Het FDA financiert projecten om het bestuur, het onderwijs, de rechtshandhaving en de overheidsfinanciën op Aruba te versterken. Het eindpunt van het FDA programma is in februari 2012 vastgesteld op eind 2015. Het in 2010 overeengekomen Meerjarenprogramma is – binnen de kaders – aangepast en de looptijd is verlengd tot 2015. De laatste bijdrage vanuit Nederland is reeds gestort en er zijn concrete afspraken gemaakt over een verantwoorde afronding en afwikkeling van de projecten die in het kader van de samenwerking met Aruba zijn uitgevoerd.

Sociale Vormingsplicht

Het Ministerie van Binnenlandse Zaken en Koninkrijksrelaties draagt voor de duur van drie jaar maximaal € 1,0 mln. per jaar bij aan het Sociale Vormingstraject Aruba (SVA). Het SVA is bedoeld voor werkloze, vroegtijdige schoolverlaters in de leeftijd van 18 tot 24 jaar. Het traject bestaat uit twee delen: een trainingtraject van vier maanden dat op militaire leest geschoeid is en een opleidingstraject van zes maanden. Het traject is in november 2011 van start gegaan en loopt tot november 2014.

Waarborging plannen van aanpak landstaken Curaçao en Sint Maarten

Nederland ondersteunt de nieuwe landen bij het zo goed mogelijk inrichten van de nieuwe landsorganisaties.

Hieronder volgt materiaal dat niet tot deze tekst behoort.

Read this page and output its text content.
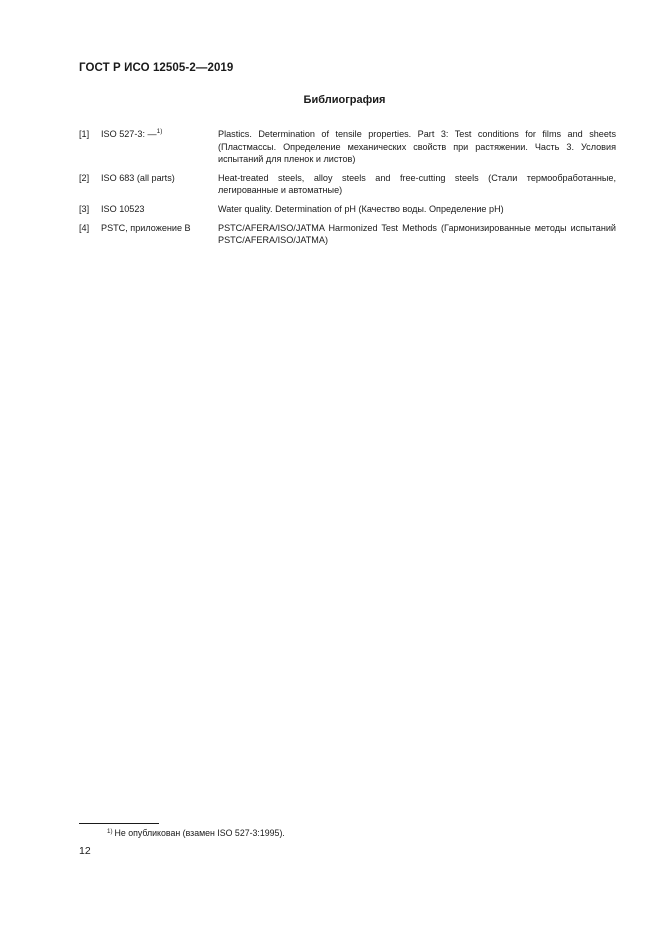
ГОСТ Р ИСО 12505-2—2019
Библиография
[1]	ISO 527-3: —$^{1)}$	Plastics. Determination of tensile properties. Part 3: Test conditions for films and sheets (Пластмассы. Определение механических свойств при растяжении. Часть 3. Условия испытаний для пленок и листов)
[2]	ISO 683 (all parts)	Heat-treated steels, alloy steels and free-cutting steels (Стали термообработанные, легированные и автоматные)
[3]	ISO 10523	Water quality. Determination of pH (Качество воды. Определение pH)
[4]	PSTC, приложение B	PSTC/AFERA/ISO/JATMA Harmonized Test Methods (Гармонизированные методы испытаний PSTC/AFERA/ISO/JATMA)
$^{1)}$ Не опубликован (взамен ISO 527-3:1995).
12
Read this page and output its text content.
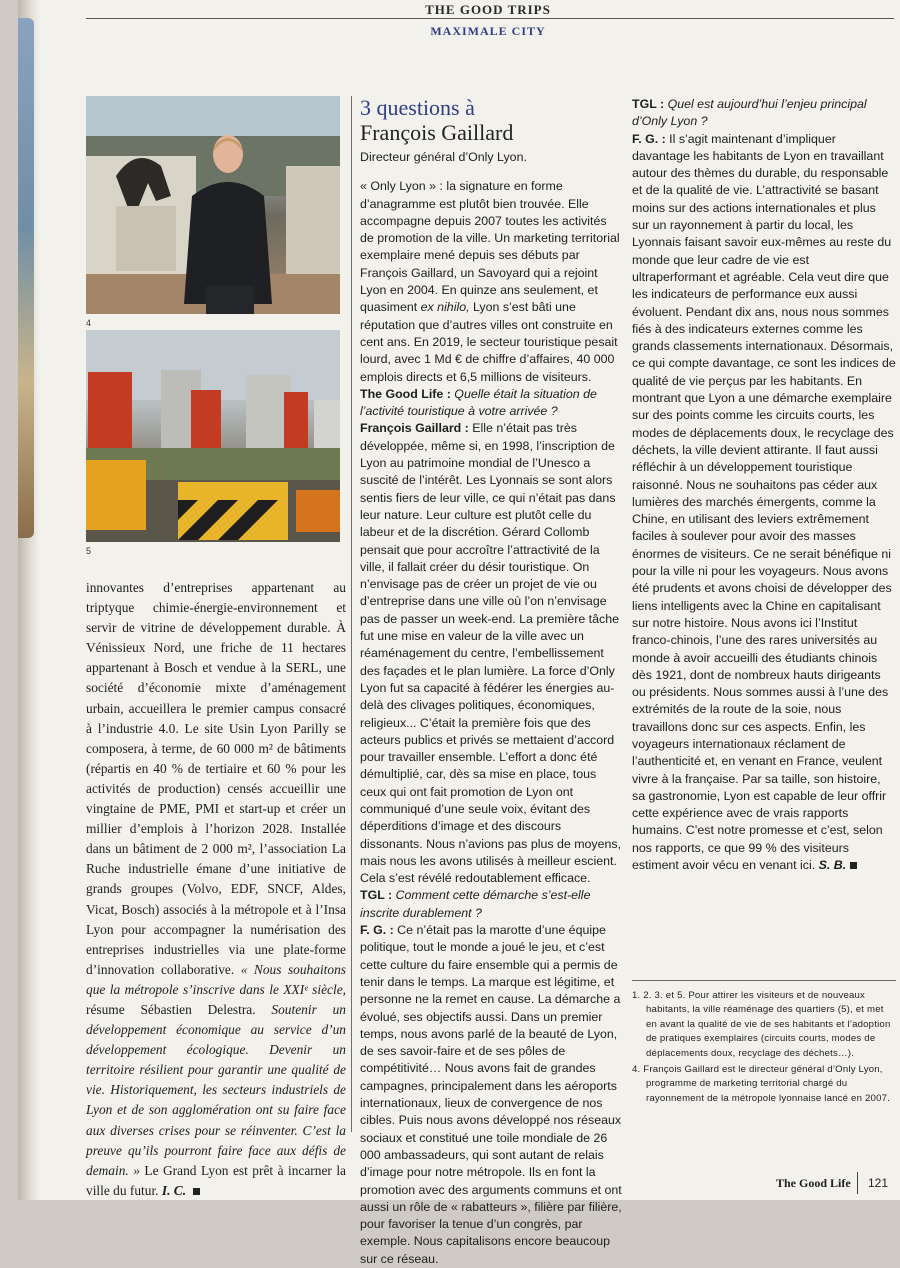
THE GOOD TRIPS
MAXIMALE CITY
4
5

innovantes d’entreprises appartenant au triptyque chimie-énergie-environnement et servir de vitrine de développement durable. À Vénissieux Nord, une friche de 11 hectares appartenant à Bosch et vendue à la SERL, une société d’économie mixte d’aménagement urbain, accueillera le premier campus consacré à l’industrie 4.0. Le site Usin Lyon Parilly se composera, à terme, de 60 000 m² de bâtiments (répartis en 40 % de tertiaire et 60 % pour les activités de production) censés accueillir une vingtaine de PME, PMI et start-up et créer un millier d’emplois à l’horizon 2028. Installée dans un bâtiment de 2 000 m², l’association La Ruche industrielle émane d’une initiative de grands groupes (Volvo, EDF, SNCF, Aldes, Vicat, Bosch) associés à la métropole et à l’Insa Lyon pour accompagner la numérisation des entreprises industrielles via une plate-forme d’innovation collaborative. « Nous souhaitons que la métropole s’inscrive dans le XXIᵉ siècle, résume Sébastien Delestra. Soutenir un développement économique au service d’un développement écologique. Devenir un territoire résilient pour garantir une qualité de vie. Historiquement, les secteurs industriels de Lyon et de son agglomération ont su faire face aux diverses crises pour se réinventer. C’est la preuve qu’ils pourront faire face aux défis de demain. » Le Grand Lyon est prêt à incarner la ville du futur. I. C.

3 questions à
François Gaillard
Directeur général d’Only Lyon.

« Only Lyon » : la signature en forme d’anagramme est plutôt bien trouvée. Elle accompagne depuis 2007 toutes les activités de promotion de la ville. Un marketing territorial exemplaire mené depuis ses débuts par François Gaillard, un Savoyard qui a rejoint Lyon en 2004. En quinze ans seulement, et quasiment ex nihilo, Lyon s’est bâti une réputation que d’autres villes ont construite en cent ans. En 2019, le secteur touristique pesait lourd, avec 1 Md € de chiffre d’affaires, 40 000 emplois directs et 6,5 millions de visiteurs.

The Good Life : Quelle était la situation de l’activité touristique à votre arrivée ?

François Gaillard : Elle n’était pas très développée, même si, en 1998, l’inscription de Lyon au patrimoine mondial de l’Unesco a suscité de l’intérêt. Les Lyonnais se sont alors sentis fiers de leur ville, ce qui n’était pas dans leur nature. Leur culture est plutôt celle du labeur et de la discrétion. Gérard Collomb pensait que pour accroître l’attractivité de la ville, il fallait créer du désir touristique. On n’envisage pas de créer un projet de vie ou d’entreprise dans une ville où l’on n’envisage pas de passer un week-end. La première tâche fut une mise en valeur de la ville avec un réaménagement du centre, l’embellissement des façades et le plan lumière. La force d’Only Lyon fut sa capacité à fédérer les énergies au-delà des clivages politiques, économiques, religieux... C’était la première fois que des acteurs publics et privés se mettaient d’accord pour travailler ensemble. L’effort a donc été démultiplié, car, dès sa mise en place, tous ceux qui ont fait promotion de Lyon ont communiqué d’une seule voix, évitant des déperditions d’image et des discours dissonants. Nous n’avions pas plus de moyens, mais nous les avons utilisés à meilleur escient. Cela s’est révélé redoutablement efficace.

TGL : Comment cette démarche s’est-elle inscrite durablement ?

F. G. : Ce n’était pas la marotte d’une équipe politique, tout le monde a joué le jeu, et c’est cette culture du faire ensemble qui a permis de tenir dans le temps. La marque est légitime, et personne ne la remet en cause. La démarche a évolué, ses objectifs aussi. Dans un premier temps, nous avons parlé de la beauté de Lyon, de ses savoir-faire et de ses pôles de compétitivité… Nous avons fait de grandes campagnes, principalement dans les aéroports internationaux, lieux de convergence de nos cibles. Puis nous avons développé nos réseaux sociaux et constitué une toile mondiale de 26 000 ambassadeurs, qui sont autant de relais d’image pour notre métropole. Ils en font la promotion avec des arguments communs et ont aussi un rôle de « rabatteurs », filière par filière, pour favoriser la tenue d’un congrès, par exemple. Nous capitalisons encore beaucoup sur ce réseau.

TGL : Quel est aujourd’hui l’enjeu principal d’Only Lyon ?

F. G. : Il s’agit maintenant d’impliquer davantage les habitants de Lyon en travaillant autour des thèmes du durable, du responsable et de la qualité de vie. L’attractivité se basant moins sur des actions internationales et plus sur un rayonnement à partir du local, les Lyonnais faisant savoir eux-mêmes au reste du monde que leur cadre de vie est ultraperformant et agréable. Cela veut dire que les indicateurs de performance eux aussi évoluent. Pendant dix ans, nous nous sommes fiés à des indicateurs externes comme les grands classements internationaux. Désormais, ce qui compte davantage, ce sont les indices de qualité de vie perçus par les habitants. En montrant que Lyon a une démarche exemplaire sur des points comme les circuits courts, les modes de déplacements doux, le recyclage des déchets, la ville devient attirante. Il faut aussi réfléchir à un développement touristique raisonné. Nous ne souhaitons pas céder aux lumières des marchés émergents, comme la Chine, en utilisant des leviers extrêmement faciles à soulever pour avoir des masses énormes de visiteurs. Ce ne serait bénéfique ni pour la ville ni pour les voyageurs. Nous avons été prudents et avons choisi de développer des liens intelligents avec la Chine en capitalisant sur notre histoire. Nous avons ici l’Institut franco-chinois, l’une des rares universités au monde à avoir accueilli des étudiants chinois dès 1921, dont de nombreux hauts dirigeants ou présidents. Nous sommes aussi à l’une des extrémités de la route de la soie, nous travaillons donc sur ces aspects. Enfin, les voyageurs internationaux réclament de l’authenticité et, en venant en France, veulent vivre à la française. Par sa taille, son histoire, sa gastronomie, Lyon est capable de leur offrir cette expérience avec de vrais rapports humains. C’est notre promesse et c’est, selon nos rapports, ce que 99 % des visiteurs estiment avoir vécu en venant ici. S. B.

1. 2. 3. et 5. Pour attirer les visiteurs et de nouveaux habitants, la ville réaménage des quartiers (5), et met en avant la qualité de vie de ses habitants et l’adoption de pratiques exemplaires (circuits courts, modes de déplacements doux, recyclage des déchets…).

4. François Gaillard est le directeur général d’Only Lyon, programme de marketing territorial chargé du rayonnement de la métropole lyonnaise lancé en 2007.

The Good Life 121
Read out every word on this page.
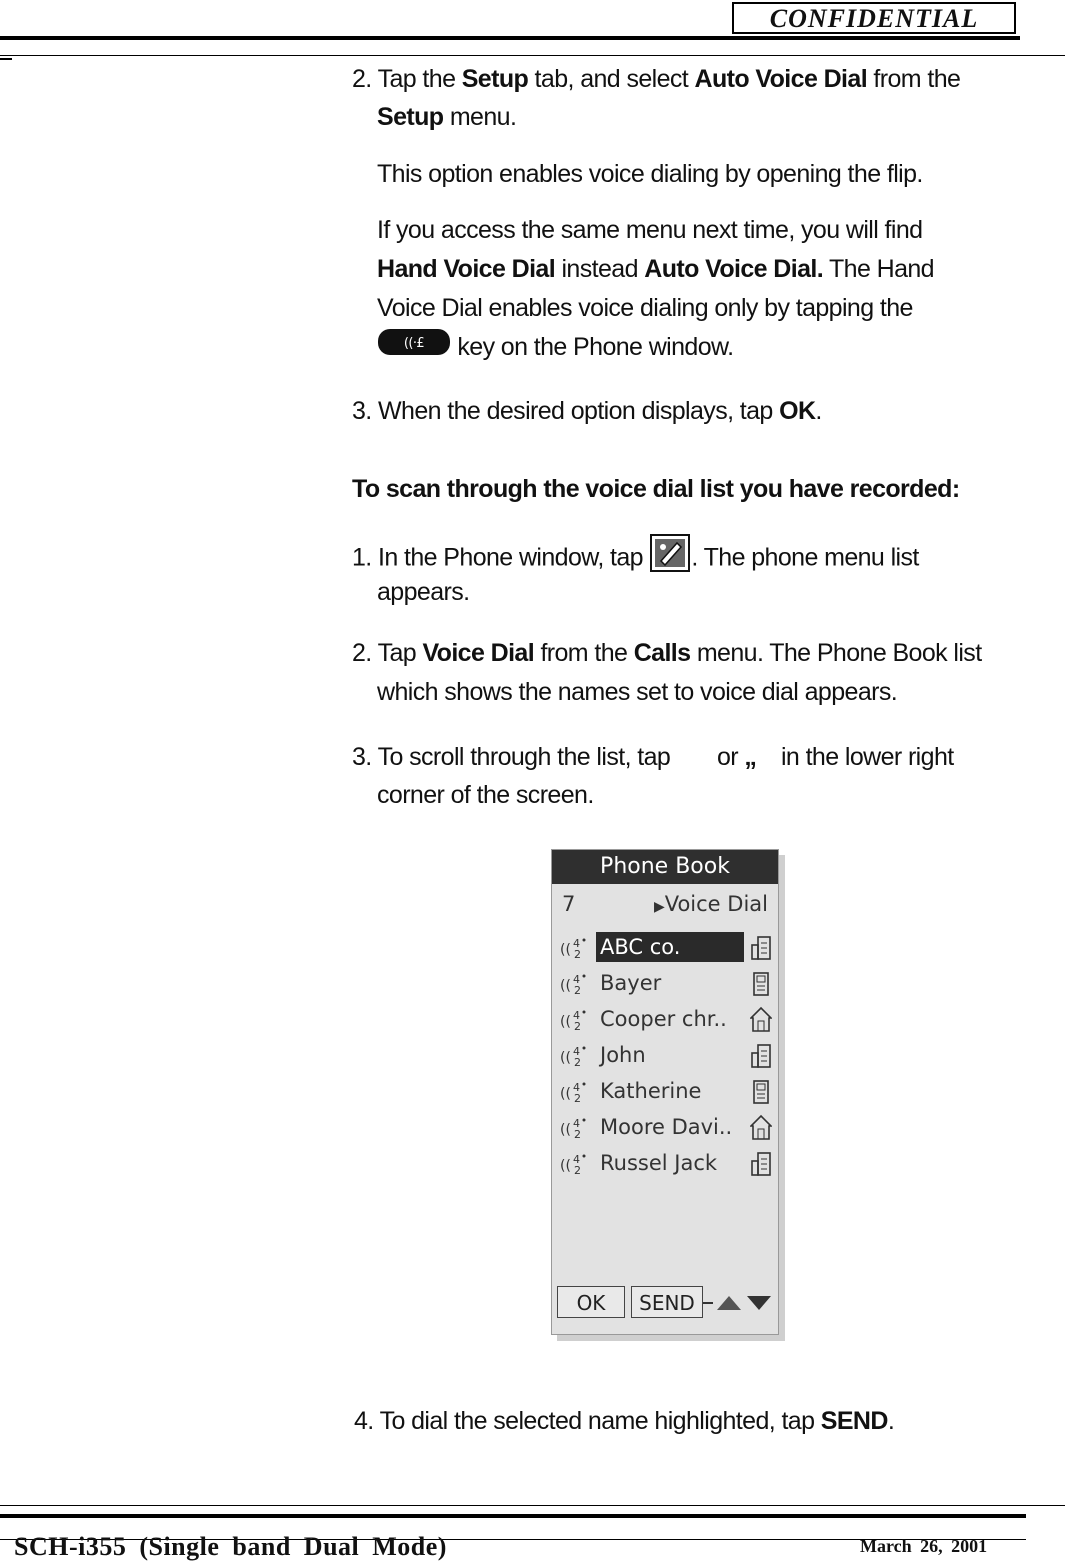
CONFIDENTIAL
2. Tap the Setup tab, and select Auto Voice Dial from the
Setup menu.
This option enables voice dialing by opening the flip.
If you access the same menu next time, you will find
Hand Voice Dial instead Auto Voice Dial. The Hand
Voice Dial enables voice dialing only by tapping the
((·£ key on the Phone window.
3. When the desired option displays, tap OK.
To scan through the voice dial list you have recorded:
1. In the Phone window, tap . The phone menu list
appears.
2. Tap Voice Dial from the Calls menu. The Phone Book list
which shows the names set to voice dial appears.
3. To scroll through the list, tap or „ in the lower right
corner of the screen.
4. To dial the selected name highlighted, tap SEND.
Phone Book
7	▶Voice Dial
(( 4
2 ABC co.
(( 4
2 Bayer
(( 4
2 Cooper chr..
(( 4
2 John
(( 4
2 Katherine
(( 4
2 Moore Davi..
(( 4
2 Russel Jack
OK	SEND
SCH-i355 (Single band Dual Mode)	March 26, 2001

Deze ondersteuning wordt verleend op basis van de AMvRB Waarborging plannen van aanpak landstaken Curaçao en Sint Maarten (Staatsblad 2010, nr. 344).

2.4 Schuldsanering

Leningen

Lopende inschrijving

Op grond van art. 16 van de Rijkswet financieel toezicht Curaçao en Sint Maarten heeft Nederland onder nauwkeurig in de Rijkswet omschreven voorwaarden een lopende inschrijving op alle openbare en onderhandse geldleningen van de landen Curaçao en Sint Maarten. De geldleningen waarop wordt ingeschreven moeten passen binnen de normen en criteria uit de Rijkswet. Het College financieel toezicht ziet hierop toe. Alleen Sint Maarten heeft tot op het moment van schrijven op basis van de Rijkswet gebruik gemaakt van de mogelijkheid tot lopende inschrijving.

Ontvangsten

De ontvangsten binnen dit artikel hebben betrekking op aflossingen en rentebedragen van uitstaande leningen aan Aruba. Deze leningen lopen af in het jaar 2019.